Application Strategy and Design for a Profitable SaaS Application Strategy and Design for a Profitable SaaS (Part II)
Note: This is the second half of a
two part article on strategy and design for a profitable SaaS, written
by Paul Giurata of Catalyst Resources. If you missed part one, be sure
to read it here.
Sales models are predicated on typically long sales cycles (6-18
months) executed by highly compensated, direct sales teams of account
executives, sales engineers, and services consultants. The deals are
larger, the targets are often fewer. Often an installment must be
$100K to $250K to justify investment in sales effort.
SaaS
The business relies on a high-volume, low-cost demand generation
that is metrics-focused. In almost all cases there is a large portion,
if not all of the purchase experience completed online. A SaaS
can become profitable through just online sales. This opens up the
opportunity for software applications with annual revenues as low as
$250-1,000 per year.
Strategy
Purchase experience becomes an extension of the product and should
be designed aright along with the product. This includes full access
trials, options for occasional use, and a friction-free sign up
experience that is given the same level of usability testing as the
application itself. With an effective trial user experience, the
barriers to entry can be more or less eliminated.
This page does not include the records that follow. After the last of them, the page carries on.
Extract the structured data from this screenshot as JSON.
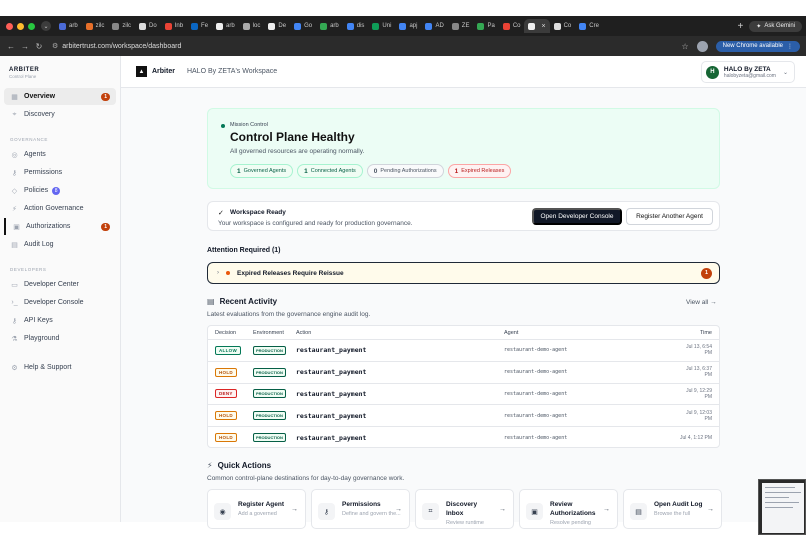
{
  "browser": {
    "tabs": [
      {
        "label": "arb",
        "color": "#4b6bd8"
      },
      {
        "label": "zilc",
        "color": "#e76f2a"
      },
      {
        "label": "zilc",
        "color": "#888888"
      },
      {
        "label": "Do",
        "color": "#dddddd"
      },
      {
        "label": "Inb",
        "color": "#ea4335"
      },
      {
        "label": "Fe",
        "color": "#0a66c2"
      },
      {
        "label": "arb",
        "color": "#eeeeee"
      },
      {
        "label": "loc",
        "color": "#aaaaaa"
      },
      {
        "label": "De",
        "color": "#eeeeee"
      },
      {
        "label": "Go",
        "color": "#4285f4"
      },
      {
        "label": "arb",
        "color": "#34a853"
      },
      {
        "label": "dis",
        "color": "#4285f4"
      },
      {
        "label": "Uni",
        "color": "#0f9d58"
      },
      {
        "label": "apj",
        "color": "#4285f4"
      },
      {
        "label": "AD",
        "color": "#4285f4"
      },
      {
        "label": "ZE",
        "color": "#888888"
      },
      {
        "label": "Pa",
        "color": "#34a853"
      },
      {
        "label": "Co",
        "color": "#ea4335"
      },
      {
        "label": "",
        "color": "#eeeeee",
        "active": true
      },
      {
        "label": "Co",
        "color": "#dddddd"
      },
      {
        "label": "Cre",
        "color": "#4285f4"
      }
    ],
    "ask_gemini": "Ask Gemini",
    "url": "arbitertrust.com/workspace/dashboard",
    "new_chrome": "New Chrome available"
  },
  "sidebar": {
    "brand": "ARBITER",
    "brand_sub": "Control Plane",
    "top_items": [
      {
        "label": "Overview",
        "icon": "grid-icon",
        "badge": "1",
        "active": true
      },
      {
        "label": "Discovery",
        "icon": "discovery-icon"
      }
    ],
    "governance_label": "GOVERNANCE",
    "governance_items": [
      {
        "label": "Agents",
        "icon": "agents-icon"
      },
      {
        "label": "Permissions",
        "icon": "key-icon"
      },
      {
        "label": "Policies",
        "icon": "policy-icon",
        "badge": "8"
      },
      {
        "label": "Action Governance",
        "icon": "bolt-icon"
      },
      {
        "label": "Authorizations",
        "icon": "clipboard-icon",
        "badge": "1"
      },
      {
        "label": "Audit Log",
        "icon": "log-icon"
      }
    ],
    "developers_label": "DEVELOPERS",
    "developer_items": [
      {
        "label": "Developer Center",
        "icon": "terminal-icon"
      },
      {
        "label": "Developer Console",
        "icon": "console-icon"
      },
      {
        "label": "API Keys",
        "icon": "key-icon"
      },
      {
        "label": "Playground",
        "icon": "flask-icon"
      }
    ],
    "help": "Help & Support"
  },
  "topbar": {
    "logo_name": "Arbiter",
    "workspace": "HALO By ZETA's Workspace",
    "user_initial": "H",
    "user_name": "HALO By ZETA",
    "user_email": "halobyzeta@gmail.com"
  },
  "hero": {
    "kicker": "Mission Control",
    "title": "Control Plane Healthy",
    "desc": "All governed resources are operating normally.",
    "pills": [
      {
        "count": "1",
        "label": "Governed Agents"
      },
      {
        "count": "1",
        "label": "Connected Agents"
      },
      {
        "count": "0",
        "label": "Pending Authorizations"
      },
      {
        "count": "1",
        "label": "Expired Releases"
      }
    ]
  },
  "ready": {
    "title": "Workspace Ready",
    "desc": "Your workspace is configured and ready for production governance.",
    "primary": "Open Developer Console",
    "secondary": "Register Another Agent"
  },
  "attention": {
    "heading": "Attention Required (1)",
    "item": "Expired Releases Require Reissue",
    "badge": "1"
  },
  "activity": {
    "title": "Recent Activity",
    "subtitle": "Latest evaluations from the governance engine audit log.",
    "view_all": "View all →",
    "columns": [
      "Decision",
      "Environment",
      "Action",
      "Agent",
      "Time"
    ],
    "rows": [
      {
        "decision": "ALLOW",
        "env": "PRODUCTION",
        "action": "restaurant_payment",
        "agent": "restaurant-demo-agent",
        "time": "Jul 13, 6:54 PM"
      },
      {
        "decision": "HOLD",
        "env": "PRODUCTION",
        "action": "restaurant_payment",
        "agent": "restaurant-demo-agent",
        "time": "Jul 13, 6:37 PM"
      },
      {
        "decision": "DENY",
        "env": "PRODUCTION",
        "action": "restaurant_payment",
        "agent": "restaurant-demo-agent",
        "time": "Jul 9, 12:29 PM"
      },
      {
        "decision": "HOLD",
        "env": "PRODUCTION",
        "action": "restaurant_payment",
        "agent": "restaurant-demo-agent",
        "time": "Jul 9, 12:03 PM"
      },
      {
        "decision": "HOLD",
        "env": "PRODUCTION",
        "action": "restaurant_payment",
        "agent": "restaurant-demo-agent",
        "time": "Jul 4, 1:12 PM"
      }
    ]
  },
  "quick": {
    "title": "Quick Actions",
    "subtitle": "Common control-plane destinations for day-to-day governance work.",
    "cards": [
      {
        "title": "Register Agent",
        "desc": "Add a governed",
        "icon": "robot-icon"
      },
      {
        "title": "Permissions",
        "desc": "Define and govern the...",
        "icon": "key-icon"
      },
      {
        "title": "Discovery Inbox",
        "desc": "Review runtime",
        "icon": "scan-icon"
      },
      {
        "title": "Review Authorizations",
        "desc": "Resolve pending",
        "icon": "clipboard-icon"
      },
      {
        "title": "Open Audit Log",
        "desc": "Browse the full",
        "icon": "log-icon"
      }
    ]
  },
  "colors": {
    "accent": "#111827",
    "healthy_bg": "#ecfdf5",
    "badge": "#c2410c"
  }
}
Just sign up, login
and start using.
Deployment and Customization
Traditional Software
Offers little easy customization, which forces the user to utilize
the out-of-the-box solution. Extensive and sophisticated
customization that can generally be achieved by technical consultants.
SaaS
Typically a need for some level of customization. Customers
often want the online experience to appear as their own application and
to modify basic graphics and terms. User initiated
customization becomes a strong reason to stay loyal to a SaaS solution
and not switch. The challenge is to find the balance point. If the
customization is too significant, ongoing refinement of the application
is not reasonable and support costs will increase.